Our loved one is our shelter in life. When this person is unavailable and unresponsive, we are assailed by a tidal wave of emotions — sadness, anger, hurt and above all, fear. This fear is wired in.
Being able to rely on a loved one, to know that he or she will answer our call is our innate survival code. When we sense that a primary love relationship is threatened, we go into a primal panic.
People deal with this panic, this sense of impending loss and isolation in different ways. If we are in a happy, secure union, we accept the need for emotional connection and speak those needs directly in a way that helps our partner respond lovingly.
If, however we are in a wobbly relationship and are not sure how to voice our need, we either angrily demand and try to push our partner into responding, or we shut down and move away to protect ourselves. This creates more and more resentment, caution and distance until we reach a point where we feel the only solution is to give up and bail out.
But that is not the only solution! Finding that secure bond, learning to reconnect emotionally, is the solution and I will guide you through this process in therapy.
In reality, what most distressed couples want is to re-establish a strong and healthy connection. The first step to re-building their bond is intentionally communicating non-defensively and openly.

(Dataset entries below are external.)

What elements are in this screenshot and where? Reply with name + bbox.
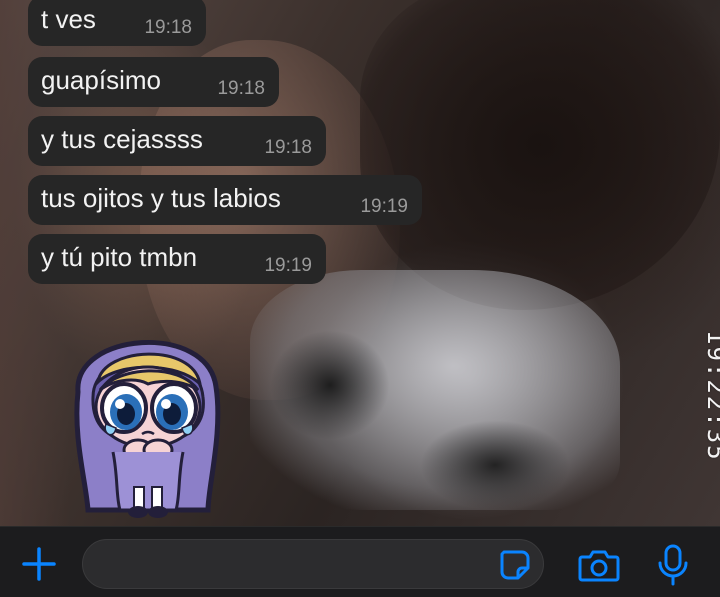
wallpaper-mask-shadow [420,420,570,510]
message-bubble[interactable]: y tú pito tmbn 19:19 [28,234,326,284]
message-bubble[interactable]: guapísimo 19:18 [28,57,279,107]
message-text: tus ojitos y tus labios [41,183,281,213]
plus-icon[interactable] [20,545,58,583]
message-text: guapísimo [41,65,161,95]
sticker-image [74,339,221,518]
message-time: 19:19 [360,196,408,217]
message-time: 19:18 [217,78,265,99]
message-time: 19:18 [144,17,192,38]
microphone-icon[interactable] [656,543,690,587]
wallpaper-hair [360,0,720,310]
message-input-bar [0,526,720,597]
message-text: y tú pito tmbn [41,242,198,272]
wallpaper-timestamp: 19:22:35 [702,330,720,462]
message-input[interactable] [82,539,544,589]
message-bubble[interactable]: t ves 19:18 [28,0,206,46]
camera-icon[interactable] [578,547,620,583]
crying-cartoon-girl-sticker[interactable] [58,312,238,524]
message-bubble[interactable]: tus ojitos y tus labios 19:19 [28,175,422,225]
sticker-icon[interactable] [498,548,532,582]
message-text: y tus cejassss [41,124,203,154]
message-time: 19:18 [264,137,312,158]
message-bubble[interactable]: y tus cejassss 19:18 [28,116,326,166]
message-time: 19:19 [264,255,312,276]
message-text: t ves [41,4,96,34]
wallpaper-mask-shadow [270,330,390,440]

By doing so, couples may come to understand the reasons underlying each other’s choices and behavior patterns, express their frustrations in a gentler, more constructive way, and become aware of the effects they have on each other on a daily basis.
As part of emotionally focused therapy, the tried and tested, powerfully effective couple therapy I do, we help withdrawn partners find another solution to their feelings of rejection or helplessness besides turning to stone. I help them come out of their shell and engage with their partner. We also help their partner share the isolation and desperation that stonewalling generates in them and their need for connection.
What does all of this have to do with intimacy? Your intimacy will naturally improve when you are emotionally engaged again. The more secure you feel the more emotionally and physically responsive you will want to be.